Fund Manager,Vineet Udeshie on his strategy for Alliance Liquid Income. | Value Research "Amongst the three factors- liquidity, safety and return, safety is the bedrock of our strategy for Alliance Liquid Income, and next emphasis is on liquidity."

Fund Manager,Vineet Udeshie on his strategy for Alliance Liquid Income.

"Amongst the three factors- liquidity, safety and return, safety is the bedrock of our strategy for Alliance Liquid Income, and next emphasis is on liquidity."

Launched in March 1997, Alliance Liquid Income is known for its penchant for safe returns, high credit quality and its ever-increasing size. With a 12 per cent annualized return since launch, the fund falls in the middle of the performance ladder.

Vineet Udeshie, the Fund Manager talks about the Fund in an interview with Value Research.

Q. How would you describe your investment strategy?
Vineet: At Alliance our fund management strategy for debt revolves around an understanding on the tradeoff between liquidity, safety and return, with the highest emphasis being placed on safety. Very clearly safety of assets has and will be the bedrock of our strategy for fund management. Having said that and given the open-end nature of our funds and the fixed income market we continue to place strong emphasis on the overall liquidity of the Fund. Last but not the least we look for returns commensurate with our focus on safely and liquidity by identifying undervalued sectors and securities.

Looking at the strategy from a different angle we would manage duration/interest rate risk through the more liquid market viz. government securities and try and use the corporate allocation to enhance return by additional yield pick up and by enhancement of credit ratings.

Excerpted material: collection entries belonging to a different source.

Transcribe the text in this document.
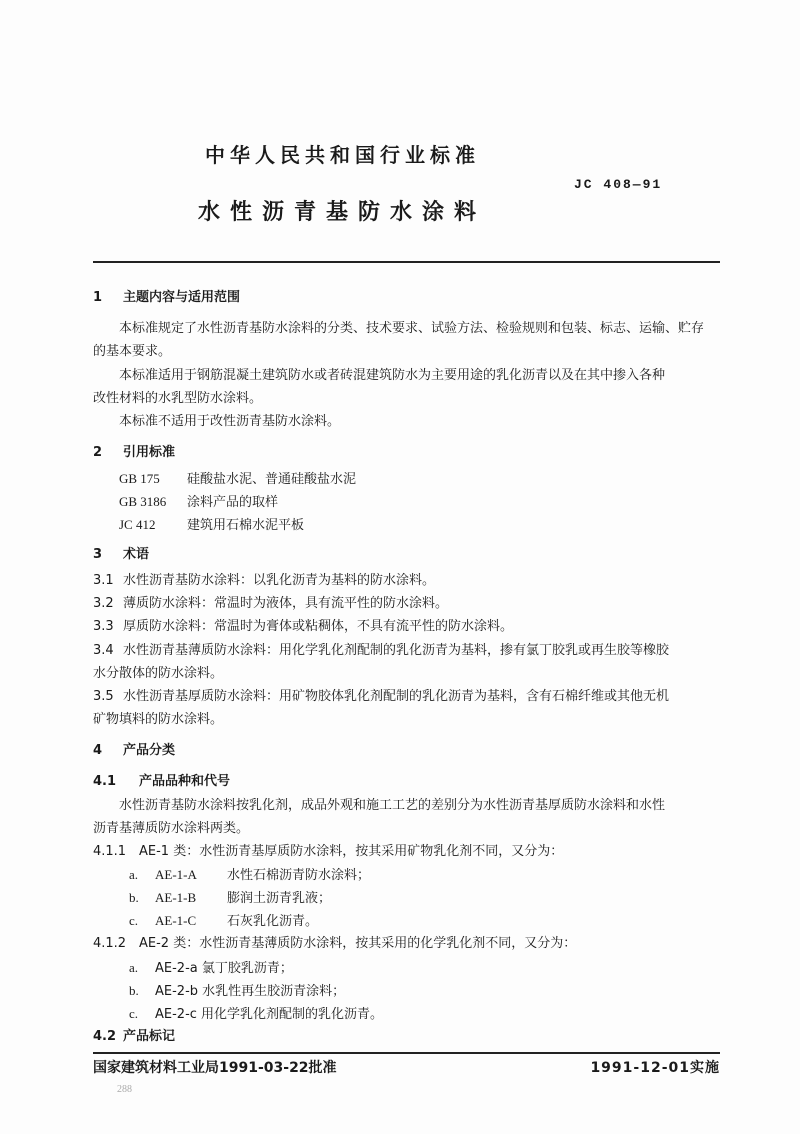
中华人民共和国行业标准
JC 408—91
水性沥青基防水涂料
1 主题内容与适用范围
本标准规定了水性沥青基防水涂料的分类、技术要求、试验方法、检验规则和包装、标志、运输、贮存
的基本要求。
本标准适用于钢筋混凝土建筑防水或者砖混建筑防水为主要用途的乳化沥青以及在其中掺入各种
改性材料的水乳型防水涂料。
本标准不适用于改性沥青基防水涂料。
2 引用标准
GB 175 硅酸盐水泥、普通硅酸盐水泥
GB 3186 涂料产品的取样
JC 412 建筑用石棉水泥平板
3 术语
3.1 水性沥青基防水涂料：以乳化沥青为基料的防水涂料。
3.2 薄质防水涂料：常温时为液体，具有流平性的防水涂料。
3.3 厚质防水涂料：常温时为膏体或粘稠体，不具有流平性的防水涂料。
3.4 水性沥青基薄质防水涂料：用化学乳化剂配制的乳化沥青为基料，掺有氯丁胶乳或再生胶等橡胶
水分散体的防水涂料。
3.5 水性沥青基厚质防水涂料：用矿物胶体乳化剂配制的乳化沥青为基料，含有石棉纤维或其他无机
矿物填料的防水涂料。
4 产品分类
4.1 产品品种和代号
水性沥青基防水涂料按乳化剂，成品外观和施工工艺的差别分为水性沥青基厚质防水涂料和水性
沥青基薄质防水涂料两类。
4.1.1 AE-1 类：水性沥青基厚质防水涂料，按其采用矿物乳化剂不同，又分为：
a. AE-1-A 水性石棉沥青防水涂料；
b. AE-1-B 膨润土沥青乳液；
c. AE-1-C 石灰乳化沥青。
4.1.2 AE-2 类：水性沥青基薄质防水涂料，按其采用的化学乳化剂不同，又分为：
a. AE-2-a 氯丁胶乳沥青；
b. AE-2-b 水乳性再生胶沥青涂料；
c. AE-2-c 用化学乳化剂配制的乳化沥青。
4.2 产品标记
国家建筑材料工业局1991-03-22批准	1991-12-01实施
288
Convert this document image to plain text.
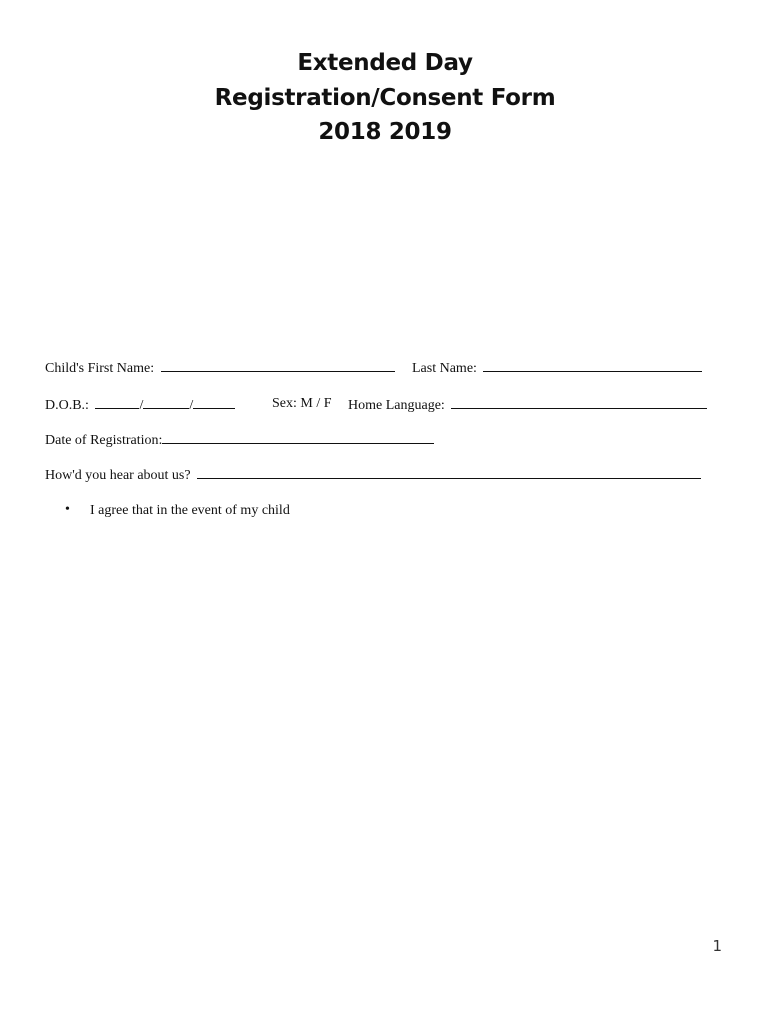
Extended Day
Registration/Consent Form
2018 2019
Child's First Name:	Last Name:
D.O.B.:	/	/	Sex: M / F Home Language:
Date of Registration:
How'd you hear about us?
• I agree that in the event of my child
1
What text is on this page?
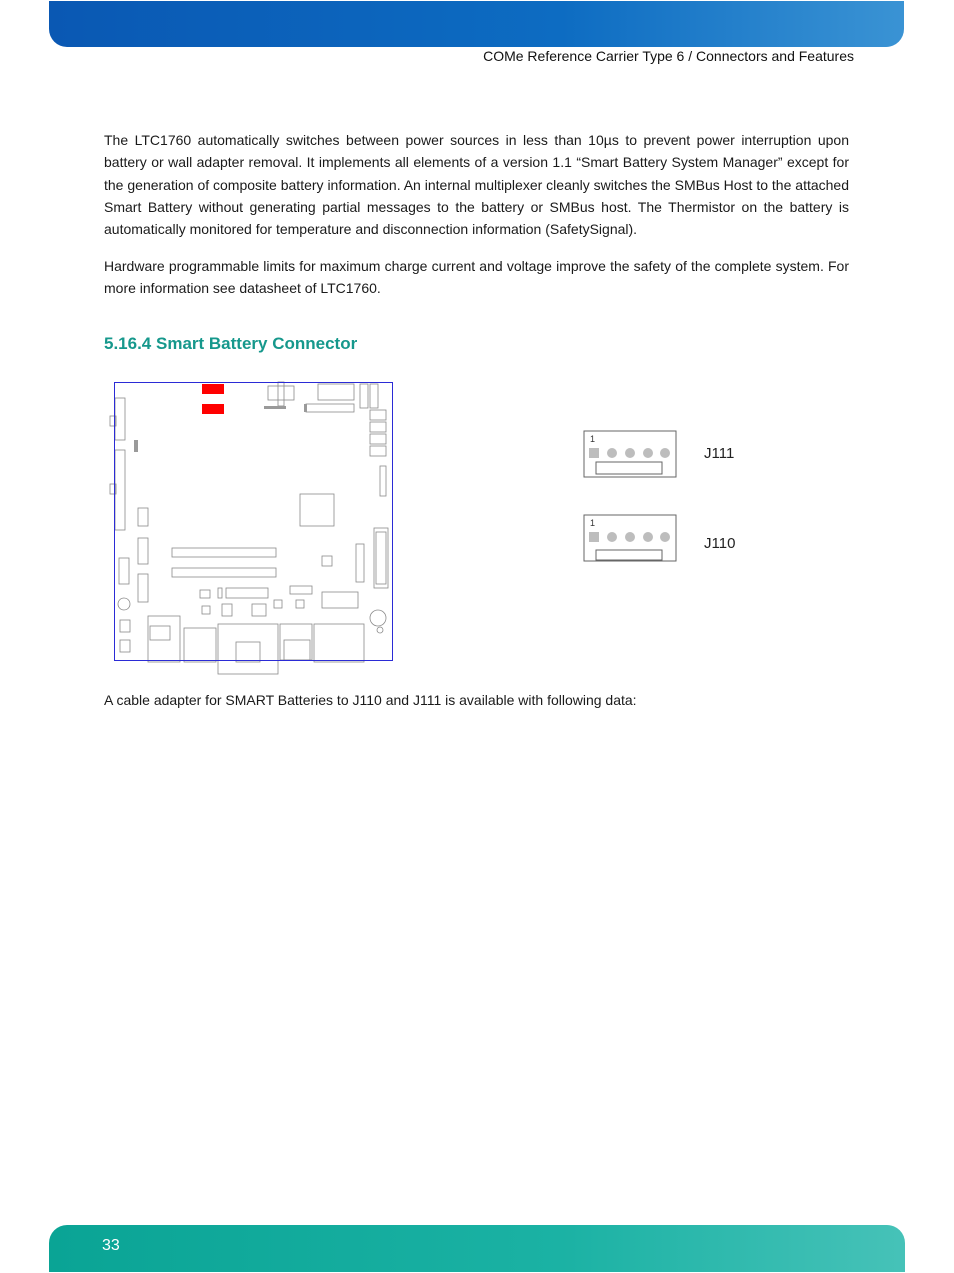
COMe Reference Carrier Type 6 / Connectors and Features

The LTC1760 automatically switches between power sources in less than 10µs to prevent power interruption upon battery or wall adapter removal. It implements all elements of a version 1.1 “Smart Battery System Manager” except for the generation of composite battery information. An internal multiplexer cleanly switches the SMBus Host to the attached Smart Battery without generating partial messages to the battery or SMBus host. The Thermistor on the battery is automatically monitored for temperature and disconnection information (SafetySignal).

Hardware programmable limits for maximum charge current and voltage improve the safety of the complete system. For more information see datasheet of LTC1760.

5.16.4 Smart Battery Connector
1
J111
1
J110

A cable adapter for SMART Batteries to J110 and J111 is available with following data:

33
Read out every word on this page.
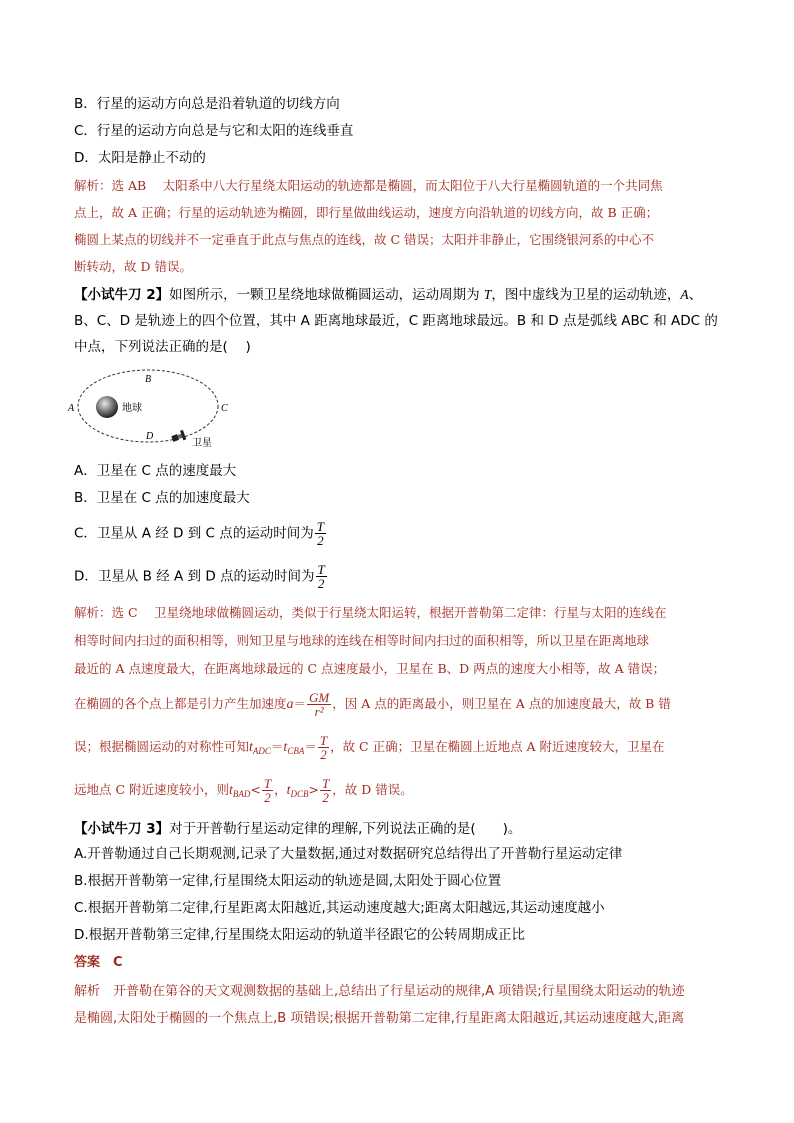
B．行星的运动方向总是沿着轨道的切线方向
C．行星的运动方向总是与它和太阳的连线垂直
D．太阳是静止不动的
解析：选 AB　 太阳系中八大行星绕太阳运动的轨迹都是椭圆，而太阳位于八大行星椭圆轨道的一个共同焦
点上，故 A 正确；行星的运动轨迹为椭圆，即行星做曲线运动，速度方向沿轨道的切线方向，故 B 正确；
椭圆上某点的切线并不一定垂直于此点与焦点的连线，故 C 错误；太阳并非静止，它围绕银河系的中心不
断转动，故 D 错误。
【小试牛刀 2】如图所示，一颗卫星绕地球做椭圆运动，运动周期为 T，图中虚线为卫星的运动轨迹，A、
B、C、D 是轨迹上的四个位置，其中 A 距离地球最近，C 距离地球最远。B 和 D 点是弧线 ABC 和 ADC 的
中点，下列说法正确的是(　 )
地球
A
B
C
D
卫星
A．卫星在 C 点的速度最大
B．卫星在 C 点的加速度最大
C．卫星从 A 经 D 到 C 点的运动时间为 $\frac{T}{2}$
D．卫星从 B 经 A 到 D 点的运动时间为 $\frac{T}{2}$
解析：选 C　 卫星绕地球做椭圆运动，类似于行星绕太阳运转，根据开普勒第二定律：行星与太阳的连线在
相等时间内扫过的面积相等，则知卫星与地球的连线在相等时间内扫过的面积相等，所以卫星在距离地球
最近的 A 点速度最大，在距离地球最远的 C 点速度最小，卫星在 B、D 两点的速度大小相等，故 A 错误；
在椭圆的各个点上都是引力产生加速度$a= \frac{GM}{\text{r²}}$ ，因 A 点的距离最小，则卫星在 A 点的加速度最大，故 B 错
误；根据椭圆运动的对称性可知$t_{ADC}=t_{CBA}= \frac{T}{2}$ ，故 C 正确；卫星在椭圆上近地点 A 附近速度较大，卫星在
远地点 C 附近速度较小，则$t_{BAD}< \frac{T}{2}$ ，$t_{DCB}> \frac{T}{2}$ ，故 D 错误。
【小试牛刀 3】对于开普勒行星运动定律的理解,下列说法正确的是(　　)。
A.开普勒通过自己长期观测,记录了大量数据,通过对数据研究总结得出了开普勒行星运动定律
B.根据开普勒第一定律,行星围绕太阳运动的轨迹是圆,太阳处于圆心位置
C.根据开普勒第二定律,行星距离太阳越近,其运动速度越大;距离太阳越远,其运动速度越小
D.根据开普勒第三定律,行星围绕太阳运动的轨道半径跟它的公转周期成正比
答案　C
解析　开普勒在第谷的天文观测数据的基础上,总结出了行星运动的规律,A 项错误;行星围绕太阳运动的轨迹
是椭圆,太阳处于椭圆的一个焦点上,B 项错误;根据开普勒第二定律,行星距离太阳越近,其运动速度越大,距离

Q. Going further, what is your outlook on interest rates?
Vineet: We are cautiously optimistic in the near term about interest rates and believe in a rally in the short and medium term segments. Currently, the positive factors are the government borrowing program being 80% complete, the stabilising factor of the IMD on the rupee and on domestic liquidity, expected shift in bias in US interest rates. However we continue to remain concerned about high oil prices, higher inflation and the fiscal situation (due to failure of PSU dis-investment and a question mark on revenues in view of the economic slowdown)

Q. Alliance Liquid Income has maintained a conservative stance, particularly with respect to interest rate risk, especially in comparison to Alliance MIP. Why is it so?
Vineet: Our view on interest rate risk is in line with our view that given the enhanced volatility in our fixed income markets we should maintain lower interest rate risk in our portfolios, especially at times when the domestic interest rates scenario, the foreign exchange situation or the external environment is unstable. We continue to review the situation and, as and when we are comfortable with the same we enhance the maturity/increase interest rate risk. Our stance with both funds has been the same with regard to interest rate risk, which has been conservative, as you have suggested. We continue to manage the debt component of AMI in line with our views on ALI. A slight difference is however induced by the fact that AMI has an equity component thereby increasing the effective duration of the fund and making it more interest rate sensitive as a whole.

Q. While Alliance Liquid has gradually scaled down the exposure to AA & below and unrated papers, it still accounts for 16% of the corpus as on October 2000. How liquid are these? What has been the impact on these papers in the context of the new valuation norms?
Vineet: Under normal market conditions, liquidity exists in the market in even AA companies and unrated papers though admittedly it is lower than an AAA credit. However in the AA companies and unrated papers, which we hold we find significant demand especially in view of their upgrade potential and as such we are comfortable with the same. Moreover liquidity must be viewed in the context of the overall portfolio.

Regarding valuation, there was no impact on the portfolio from the new valuation norms especially in the below AA and unrated papers. This can be seen from the NAV, which is declared daily. As you may be aware return of the bond funds come from 2 sources current/coupon income and capital gains. The second component of capital gains arises from taking views on interest rates and from changes in credits. We continue to believe that we as Investment Managers should buy credits with upside potential in ratings as this would over a period of time provide enhanced returns to investors by enhancing the capital gains component. Just buying AAA does not mean that we are using our full range of skill for the benefit of the investors, as there is no scope for upgradation (only own grades).

Having said that we also take into account the lower liquidity of the AA and lower credits in estimating the overall liquidity of the portfolio and keeping portfolio illiquidity within reasonable limits.